Mr. Chair, after that speech, I feel like heckling. I really do not. I am trying to put a little levity into the debate tonight so we can stay alert and awake. The member talked about an intriguing concept, that we should be able to debate, engage in dialogue, ask questions and get answers without being heckled. I sit near the back and I always have. I have chosen a back seat and fortunately the whip in my party has always given it to me. I used to need it so I had a little more room to push my seat back. Now I do not really need the room, but I still like the bird's eye view. I can see everything. When question period takes place, frankly, even when I wear the earpiece, I cannot hear. It is despicable.
I was a high school teacher for 4 years and I taught at the college level for 27 years. I would never have tolerated that kind of behaviour in any of my classes. There were several occasions, when I was teaching at the Northern Alberta Institute of Technology, that I invited my students to go outside, as the Speaker does from time to time. He says that if we have something to talk about, we should go behind the curtain or into the lobby. I did that when I was an instructor at NAIT and some of my students took me up on it. I said that it was not right for them to interfere with other people's ability to concentrate.
When I was first elected in 1993 with a number of my colleagues in the then Reform Party, one of the things we tried to do was restore some dignity to Parliament. The member was not here then but some of the others were. They may recall that we sat here as respectfully as we possibly could and the media started putting out statements saying that we were a totally ineffective, unanimated, disengaged opposition.
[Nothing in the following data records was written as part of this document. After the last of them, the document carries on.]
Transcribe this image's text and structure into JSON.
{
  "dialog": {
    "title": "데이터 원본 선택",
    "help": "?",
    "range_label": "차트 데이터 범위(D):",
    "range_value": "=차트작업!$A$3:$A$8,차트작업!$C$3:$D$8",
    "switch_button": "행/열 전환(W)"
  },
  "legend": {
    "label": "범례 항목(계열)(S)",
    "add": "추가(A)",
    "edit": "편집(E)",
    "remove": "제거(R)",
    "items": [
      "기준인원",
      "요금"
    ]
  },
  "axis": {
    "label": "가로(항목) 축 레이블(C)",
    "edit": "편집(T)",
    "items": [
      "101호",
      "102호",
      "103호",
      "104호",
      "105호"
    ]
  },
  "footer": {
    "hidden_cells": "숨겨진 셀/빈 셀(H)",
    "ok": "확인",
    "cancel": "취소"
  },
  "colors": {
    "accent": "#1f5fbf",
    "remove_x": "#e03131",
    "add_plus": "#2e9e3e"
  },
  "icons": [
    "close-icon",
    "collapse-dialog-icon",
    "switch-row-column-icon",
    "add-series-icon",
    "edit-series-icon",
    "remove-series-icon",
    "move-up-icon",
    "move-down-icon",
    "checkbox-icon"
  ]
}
I kept hearing the phrase “ineffective opposition”, and some people still believe it. I remember talking to someone, and I cannot divulge the name because the person is an apolitical House of Commons staffer. That person said that he thought it was the first time in many decades that Parliament had a real opposition because we had come here with some new, challenging ideas on how to do things differently. He said that this had not happened until then. It was a matter of the parties changing sides from time to time in terms of who was the government and who was the opposition.
There we were with that dilemma. We were getting the public persona that we were ineffective because we were not yelling and screaming like everybody else. Now I do not know. Maybe now we are being too effective. By that definition, perhaps we are. I personally do not like it.
I was telling some people in my riding the other day about the one thing I resisted, and I have several witnesses here. In all my years in Parliament, which is now a little over 11, with very few exceptions, I have not engaged in the heckling, yelling and so forth. I have to say with very few exceptions because sometimes I just could not help it. Now it is very commonplace. I wish we could do something about it. I appreciate what the member is saying.
Sometimes I have thought we should be running this place like the boardroom of a major corporation. It would never be tolerated there. We should be able to put out ideas. We have a dilemma. If a member puts out an idea, all of a sudden that member is accused of it being party policy. One has to be very careful what one thinks and says. It is very constricting.
I would like the member's comments on how we could achieve that and somehow sell to the public that we are now doing our jobs better than we did before.